The Attack on the Giant Elk and the Great Eagle (cont.)
His ear told him to stand facing the east when the next morning the Eagle swooped down upon him and tried to carry him off. The talons of the Eagle failed to penetrate the hard elk-skin by which he was covered.
"Turn to the south," said the ear, and again the Eagle came and was again unsuccessful. Jonayaíyin faced each of the four points in this manner, and again faced toward the east, whereupon the Eagle succeeded in fastening its talons in the lacing on the front of the coat of the supposed man, who was carried to the nest above and thrown down before the young eagles, with the invitation to pick his eyes out.
As they were about to do this, Jonayaíyin gave a warning hiss, at which the young ones cried, "He is living yet."
"Oh, no," replied the old Eagle; "that is only the rush of air from his body through the holes made by my talons." Without stopping to verify this, the Eagle flew away.
Jonayaíyin threw some of the blood of the Elk which he had brought with him to the young ones and asked them when their mother returned. "In the afternoon when it rains," they answered.
When the mother Eagle came with the shower of rain in the afternoon, he stood in readiness with one of the Elk antlers in his hand. As the bird alighted with a man in her talons, Jonayaíyin struck her upon the back with the antler, killing her instantly.
Going back to the nest, he asked the young eagles when their father returned. "Our father comes home when the wind blows and brings rain just before sunset," they said. The male Eagle came at the appointed time, carrying a woman with a crying infant upon her back. Mother and babe were dropped from a height upon the rock and killed.
With the second antler of the Elk, Jonayaíyin avenged their death and ended the career of the eagles by striking the Eagle upon the back and killing him.
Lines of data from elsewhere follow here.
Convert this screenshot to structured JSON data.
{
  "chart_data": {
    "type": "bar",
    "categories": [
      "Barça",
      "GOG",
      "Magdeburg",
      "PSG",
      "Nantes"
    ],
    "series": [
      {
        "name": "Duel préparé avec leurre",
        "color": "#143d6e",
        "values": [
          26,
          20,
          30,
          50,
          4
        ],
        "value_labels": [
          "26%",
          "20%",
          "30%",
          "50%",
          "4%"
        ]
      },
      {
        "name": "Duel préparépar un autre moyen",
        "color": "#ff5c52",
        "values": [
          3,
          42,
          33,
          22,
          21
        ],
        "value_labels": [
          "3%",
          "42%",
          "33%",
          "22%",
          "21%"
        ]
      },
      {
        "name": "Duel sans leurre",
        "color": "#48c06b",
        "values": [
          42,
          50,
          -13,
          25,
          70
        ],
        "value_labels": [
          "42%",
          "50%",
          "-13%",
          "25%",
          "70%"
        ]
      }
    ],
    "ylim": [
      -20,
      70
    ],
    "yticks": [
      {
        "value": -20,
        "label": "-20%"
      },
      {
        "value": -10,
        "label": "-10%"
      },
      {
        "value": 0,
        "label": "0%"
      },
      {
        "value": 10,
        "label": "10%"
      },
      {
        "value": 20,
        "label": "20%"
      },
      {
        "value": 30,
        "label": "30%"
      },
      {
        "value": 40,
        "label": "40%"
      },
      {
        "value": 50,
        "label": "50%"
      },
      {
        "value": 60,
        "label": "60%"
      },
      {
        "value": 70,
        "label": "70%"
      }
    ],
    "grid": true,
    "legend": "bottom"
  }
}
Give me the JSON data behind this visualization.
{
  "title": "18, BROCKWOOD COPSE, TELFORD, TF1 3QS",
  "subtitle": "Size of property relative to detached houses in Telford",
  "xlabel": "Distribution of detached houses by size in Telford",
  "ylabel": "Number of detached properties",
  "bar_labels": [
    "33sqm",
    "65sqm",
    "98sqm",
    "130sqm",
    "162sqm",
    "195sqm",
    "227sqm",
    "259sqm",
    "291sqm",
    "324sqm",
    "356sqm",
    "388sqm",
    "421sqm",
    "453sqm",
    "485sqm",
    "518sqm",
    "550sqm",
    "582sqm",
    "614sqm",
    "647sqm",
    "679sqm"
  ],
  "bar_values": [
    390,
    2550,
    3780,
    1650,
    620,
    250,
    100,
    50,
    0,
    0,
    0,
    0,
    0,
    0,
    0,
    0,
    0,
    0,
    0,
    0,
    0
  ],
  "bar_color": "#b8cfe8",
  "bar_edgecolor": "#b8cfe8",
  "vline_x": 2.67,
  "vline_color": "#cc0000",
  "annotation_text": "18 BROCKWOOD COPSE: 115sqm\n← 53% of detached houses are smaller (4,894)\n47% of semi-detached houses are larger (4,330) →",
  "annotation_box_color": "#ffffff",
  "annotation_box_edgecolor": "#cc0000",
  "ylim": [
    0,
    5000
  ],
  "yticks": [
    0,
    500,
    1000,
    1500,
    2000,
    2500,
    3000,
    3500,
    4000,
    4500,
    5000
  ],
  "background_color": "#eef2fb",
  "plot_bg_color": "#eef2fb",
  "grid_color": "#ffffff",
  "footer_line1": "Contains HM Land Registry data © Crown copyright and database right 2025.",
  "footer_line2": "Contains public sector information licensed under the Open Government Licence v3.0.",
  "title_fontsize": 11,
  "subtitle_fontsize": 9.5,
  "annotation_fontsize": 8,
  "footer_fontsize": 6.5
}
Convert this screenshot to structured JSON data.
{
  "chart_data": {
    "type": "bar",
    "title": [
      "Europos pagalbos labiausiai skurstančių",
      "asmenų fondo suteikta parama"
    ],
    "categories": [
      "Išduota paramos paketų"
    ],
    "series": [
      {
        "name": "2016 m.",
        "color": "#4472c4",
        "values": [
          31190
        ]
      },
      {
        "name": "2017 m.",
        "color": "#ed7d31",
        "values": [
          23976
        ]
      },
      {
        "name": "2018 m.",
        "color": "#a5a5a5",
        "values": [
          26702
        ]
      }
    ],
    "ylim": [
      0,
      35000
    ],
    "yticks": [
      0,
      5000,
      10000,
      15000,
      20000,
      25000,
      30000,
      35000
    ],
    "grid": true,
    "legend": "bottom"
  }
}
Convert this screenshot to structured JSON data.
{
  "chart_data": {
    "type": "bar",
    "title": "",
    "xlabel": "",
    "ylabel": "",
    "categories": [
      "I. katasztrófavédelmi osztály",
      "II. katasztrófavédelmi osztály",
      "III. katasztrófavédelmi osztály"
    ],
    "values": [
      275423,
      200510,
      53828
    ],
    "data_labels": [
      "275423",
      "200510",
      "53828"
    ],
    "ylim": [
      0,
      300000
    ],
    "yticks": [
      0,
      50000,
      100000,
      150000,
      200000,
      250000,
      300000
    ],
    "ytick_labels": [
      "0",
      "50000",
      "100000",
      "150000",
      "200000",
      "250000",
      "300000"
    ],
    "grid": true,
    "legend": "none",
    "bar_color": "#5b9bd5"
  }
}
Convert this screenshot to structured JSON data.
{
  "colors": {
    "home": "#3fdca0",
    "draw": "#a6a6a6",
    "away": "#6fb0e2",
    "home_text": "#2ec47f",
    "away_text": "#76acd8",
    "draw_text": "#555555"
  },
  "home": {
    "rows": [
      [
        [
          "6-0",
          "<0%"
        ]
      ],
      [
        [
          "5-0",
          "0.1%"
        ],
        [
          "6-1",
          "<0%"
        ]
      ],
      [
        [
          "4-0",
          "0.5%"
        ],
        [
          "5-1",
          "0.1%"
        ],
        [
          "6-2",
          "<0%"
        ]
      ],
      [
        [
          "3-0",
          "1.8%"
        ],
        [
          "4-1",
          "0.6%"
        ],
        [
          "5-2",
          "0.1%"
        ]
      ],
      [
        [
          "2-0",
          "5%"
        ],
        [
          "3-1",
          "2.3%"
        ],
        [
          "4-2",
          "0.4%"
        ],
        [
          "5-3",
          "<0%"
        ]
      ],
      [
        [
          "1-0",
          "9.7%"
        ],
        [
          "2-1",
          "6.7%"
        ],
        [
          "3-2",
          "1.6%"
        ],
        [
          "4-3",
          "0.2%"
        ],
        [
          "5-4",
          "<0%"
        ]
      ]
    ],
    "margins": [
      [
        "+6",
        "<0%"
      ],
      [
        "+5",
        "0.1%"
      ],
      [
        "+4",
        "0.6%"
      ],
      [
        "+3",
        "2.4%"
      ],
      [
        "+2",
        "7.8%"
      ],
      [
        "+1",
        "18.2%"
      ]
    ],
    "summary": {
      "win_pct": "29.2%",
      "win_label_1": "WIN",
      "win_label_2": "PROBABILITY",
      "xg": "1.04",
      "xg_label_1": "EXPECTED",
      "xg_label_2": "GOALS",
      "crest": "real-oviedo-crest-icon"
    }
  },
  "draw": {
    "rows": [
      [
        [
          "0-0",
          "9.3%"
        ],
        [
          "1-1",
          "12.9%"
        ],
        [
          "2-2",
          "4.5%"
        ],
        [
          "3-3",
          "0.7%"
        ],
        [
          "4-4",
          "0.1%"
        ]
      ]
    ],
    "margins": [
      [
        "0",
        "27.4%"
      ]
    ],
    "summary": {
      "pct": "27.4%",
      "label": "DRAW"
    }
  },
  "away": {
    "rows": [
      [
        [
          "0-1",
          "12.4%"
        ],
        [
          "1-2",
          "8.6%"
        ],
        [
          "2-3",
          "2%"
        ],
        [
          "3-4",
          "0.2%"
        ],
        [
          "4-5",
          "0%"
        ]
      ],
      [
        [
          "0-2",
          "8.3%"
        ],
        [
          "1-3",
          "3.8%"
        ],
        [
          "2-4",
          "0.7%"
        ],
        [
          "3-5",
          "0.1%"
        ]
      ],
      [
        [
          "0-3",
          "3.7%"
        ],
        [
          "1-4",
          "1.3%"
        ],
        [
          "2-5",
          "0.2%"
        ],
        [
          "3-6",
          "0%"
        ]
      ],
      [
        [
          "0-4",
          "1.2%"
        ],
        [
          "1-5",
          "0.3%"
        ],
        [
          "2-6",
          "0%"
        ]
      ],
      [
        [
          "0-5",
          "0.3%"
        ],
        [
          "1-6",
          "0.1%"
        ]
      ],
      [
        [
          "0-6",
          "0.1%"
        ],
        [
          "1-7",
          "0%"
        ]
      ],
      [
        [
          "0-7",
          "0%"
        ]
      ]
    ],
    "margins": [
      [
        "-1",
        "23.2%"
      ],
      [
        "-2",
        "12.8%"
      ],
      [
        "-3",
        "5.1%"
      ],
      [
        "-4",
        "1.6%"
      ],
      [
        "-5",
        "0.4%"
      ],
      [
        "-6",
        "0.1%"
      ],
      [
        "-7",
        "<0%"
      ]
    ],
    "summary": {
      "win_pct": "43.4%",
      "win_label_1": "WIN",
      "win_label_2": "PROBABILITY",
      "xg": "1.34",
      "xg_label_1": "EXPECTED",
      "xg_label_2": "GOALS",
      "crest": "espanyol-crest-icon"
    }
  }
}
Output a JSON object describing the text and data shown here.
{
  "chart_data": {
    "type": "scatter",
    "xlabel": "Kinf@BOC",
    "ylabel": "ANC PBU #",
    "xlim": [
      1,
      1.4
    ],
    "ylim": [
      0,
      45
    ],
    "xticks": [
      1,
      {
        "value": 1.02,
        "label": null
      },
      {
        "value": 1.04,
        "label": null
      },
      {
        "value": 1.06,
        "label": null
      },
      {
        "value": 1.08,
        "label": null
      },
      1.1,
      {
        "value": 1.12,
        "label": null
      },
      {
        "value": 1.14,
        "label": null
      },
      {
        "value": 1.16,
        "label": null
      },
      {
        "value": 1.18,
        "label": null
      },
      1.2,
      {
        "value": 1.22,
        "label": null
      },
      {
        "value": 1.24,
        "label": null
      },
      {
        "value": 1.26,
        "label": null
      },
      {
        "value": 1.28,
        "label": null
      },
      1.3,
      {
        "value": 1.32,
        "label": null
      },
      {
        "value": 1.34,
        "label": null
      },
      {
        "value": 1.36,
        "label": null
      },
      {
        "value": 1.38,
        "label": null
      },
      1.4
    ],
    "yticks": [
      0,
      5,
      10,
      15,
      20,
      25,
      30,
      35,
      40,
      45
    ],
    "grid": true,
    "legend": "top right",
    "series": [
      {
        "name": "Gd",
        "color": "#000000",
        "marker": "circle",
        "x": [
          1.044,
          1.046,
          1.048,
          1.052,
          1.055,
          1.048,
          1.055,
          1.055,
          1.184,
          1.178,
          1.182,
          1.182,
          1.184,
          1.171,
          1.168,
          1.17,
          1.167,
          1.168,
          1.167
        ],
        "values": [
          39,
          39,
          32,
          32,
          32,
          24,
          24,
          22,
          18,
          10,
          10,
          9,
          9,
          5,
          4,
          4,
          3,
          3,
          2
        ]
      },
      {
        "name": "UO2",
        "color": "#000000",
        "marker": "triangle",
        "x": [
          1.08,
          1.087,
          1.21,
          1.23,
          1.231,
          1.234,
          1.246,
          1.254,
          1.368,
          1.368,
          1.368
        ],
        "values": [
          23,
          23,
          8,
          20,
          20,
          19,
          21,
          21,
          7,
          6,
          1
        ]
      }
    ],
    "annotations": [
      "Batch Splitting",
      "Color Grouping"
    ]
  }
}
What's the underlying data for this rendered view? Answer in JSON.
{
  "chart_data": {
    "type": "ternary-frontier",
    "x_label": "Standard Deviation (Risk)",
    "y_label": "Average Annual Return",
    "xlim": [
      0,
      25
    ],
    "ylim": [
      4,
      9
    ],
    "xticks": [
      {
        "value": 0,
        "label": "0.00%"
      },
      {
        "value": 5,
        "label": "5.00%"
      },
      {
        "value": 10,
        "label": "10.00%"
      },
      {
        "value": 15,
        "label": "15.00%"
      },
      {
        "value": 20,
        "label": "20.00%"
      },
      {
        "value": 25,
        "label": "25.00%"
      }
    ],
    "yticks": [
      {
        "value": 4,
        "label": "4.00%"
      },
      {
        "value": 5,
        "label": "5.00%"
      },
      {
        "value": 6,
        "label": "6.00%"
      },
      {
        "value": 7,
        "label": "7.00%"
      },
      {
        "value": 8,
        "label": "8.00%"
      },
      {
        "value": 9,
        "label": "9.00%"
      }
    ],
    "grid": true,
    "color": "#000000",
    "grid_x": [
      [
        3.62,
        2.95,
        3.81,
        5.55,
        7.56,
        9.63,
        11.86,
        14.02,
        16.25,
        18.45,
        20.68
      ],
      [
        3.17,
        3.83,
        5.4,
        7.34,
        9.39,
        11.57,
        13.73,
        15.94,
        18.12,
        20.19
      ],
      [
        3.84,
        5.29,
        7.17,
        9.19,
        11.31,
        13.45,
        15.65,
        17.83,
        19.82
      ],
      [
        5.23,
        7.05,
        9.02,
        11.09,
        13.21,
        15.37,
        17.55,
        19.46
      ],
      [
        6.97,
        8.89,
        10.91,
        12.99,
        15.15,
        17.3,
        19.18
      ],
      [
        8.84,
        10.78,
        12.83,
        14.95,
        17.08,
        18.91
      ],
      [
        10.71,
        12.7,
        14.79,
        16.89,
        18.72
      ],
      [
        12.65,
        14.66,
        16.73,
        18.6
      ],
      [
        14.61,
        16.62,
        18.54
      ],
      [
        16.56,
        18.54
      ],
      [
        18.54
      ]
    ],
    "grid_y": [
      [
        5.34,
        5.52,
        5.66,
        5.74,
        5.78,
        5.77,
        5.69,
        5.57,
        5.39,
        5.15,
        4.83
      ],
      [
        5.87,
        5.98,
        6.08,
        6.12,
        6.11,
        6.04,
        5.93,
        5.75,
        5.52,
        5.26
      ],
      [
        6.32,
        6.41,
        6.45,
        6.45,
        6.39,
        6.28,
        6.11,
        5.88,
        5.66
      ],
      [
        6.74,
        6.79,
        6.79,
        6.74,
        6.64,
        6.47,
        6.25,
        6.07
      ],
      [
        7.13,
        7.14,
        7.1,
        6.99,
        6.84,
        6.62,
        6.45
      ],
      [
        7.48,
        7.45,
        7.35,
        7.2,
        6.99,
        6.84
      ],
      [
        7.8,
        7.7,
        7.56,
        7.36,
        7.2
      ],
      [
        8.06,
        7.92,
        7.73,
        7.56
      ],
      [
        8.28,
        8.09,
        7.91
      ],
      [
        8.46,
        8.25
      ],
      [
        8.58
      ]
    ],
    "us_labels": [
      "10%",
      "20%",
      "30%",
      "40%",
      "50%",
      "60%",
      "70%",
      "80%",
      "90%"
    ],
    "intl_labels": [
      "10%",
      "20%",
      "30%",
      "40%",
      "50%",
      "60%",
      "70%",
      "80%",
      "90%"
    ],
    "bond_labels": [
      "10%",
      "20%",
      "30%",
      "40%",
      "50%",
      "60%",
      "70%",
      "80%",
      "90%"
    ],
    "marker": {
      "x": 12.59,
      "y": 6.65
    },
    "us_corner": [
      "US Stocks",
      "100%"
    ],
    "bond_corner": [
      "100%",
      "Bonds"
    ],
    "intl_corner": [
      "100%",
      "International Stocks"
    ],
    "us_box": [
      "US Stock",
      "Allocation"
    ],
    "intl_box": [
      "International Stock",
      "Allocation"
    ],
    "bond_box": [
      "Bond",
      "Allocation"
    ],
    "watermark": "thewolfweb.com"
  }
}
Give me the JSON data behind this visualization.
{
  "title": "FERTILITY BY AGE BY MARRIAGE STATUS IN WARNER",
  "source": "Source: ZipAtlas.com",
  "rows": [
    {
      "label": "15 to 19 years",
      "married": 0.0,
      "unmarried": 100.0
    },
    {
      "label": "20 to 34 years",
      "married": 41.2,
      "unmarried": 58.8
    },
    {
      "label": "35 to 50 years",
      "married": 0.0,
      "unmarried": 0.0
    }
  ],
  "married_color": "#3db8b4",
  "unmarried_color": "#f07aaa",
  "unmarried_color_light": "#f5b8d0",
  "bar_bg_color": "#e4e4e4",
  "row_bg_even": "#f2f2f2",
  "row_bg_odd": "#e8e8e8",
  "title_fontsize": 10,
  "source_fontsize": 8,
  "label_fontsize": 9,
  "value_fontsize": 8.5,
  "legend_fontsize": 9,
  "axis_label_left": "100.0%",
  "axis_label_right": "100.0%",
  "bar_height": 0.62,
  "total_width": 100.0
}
The wing of this eagle was of enormous size; the bones were as large as a man's arm; fragments of this wing are still preserved at Taos.
Jonayaíyin struck the young eagles upon the head, saying, "You shall never grow any larger." Thus deprived of their strength and power to injure mankind, the eagles relinquished their sovereignty with the parting curse of rheumatism, which they bestowed upon the human race.
Jonayaíyin could discover no way by which he could descend from the rock until at length he saw an old female Bat on the plain below. At first she pretended not to hear his calls for help; then she flew up with the inquiry, "How did you get here?"
Jonayaíyin told how he had killed the eagles. "I will give you all the feathers you may desire if you will help me to escape," concluded he.
The old Bat carried her basket by a slender spider's thread. He was afraid to trust himself in such a small basket suspended by a thread, but she reassured him, saying: "I have packed mountain sheep in this basket, and the strap has never broken. Do not look while we are descending; keep your eyes shut as tight as you can."
He began to open his eyes once during the descent, but she warned him in time to avoid mishap. They went to the foot of the rock where the old Eagles lay. Jonayaíyin filled her basket with feathers but told her not to go out on the plains where there are many small birds. Forgetting this admonition, she was soon among the small birds who robbed the old Bat of all her feathers. This accounts for the plumage of the small bird klokin, which somewhat resembles the color of the tail and wing feathers of the bald eagle.
The Bat returned four times for a supply of feathers, but the fifth time she asked to have her basket filled, Jonayaíyin was vexed. "You cannot take care of your feathers, so you shall never have any. This old skin on your basket is good enough for you."
"Very well," said the Bat, resignedly, "I deserve to lose them, for I never could take care of those feathers."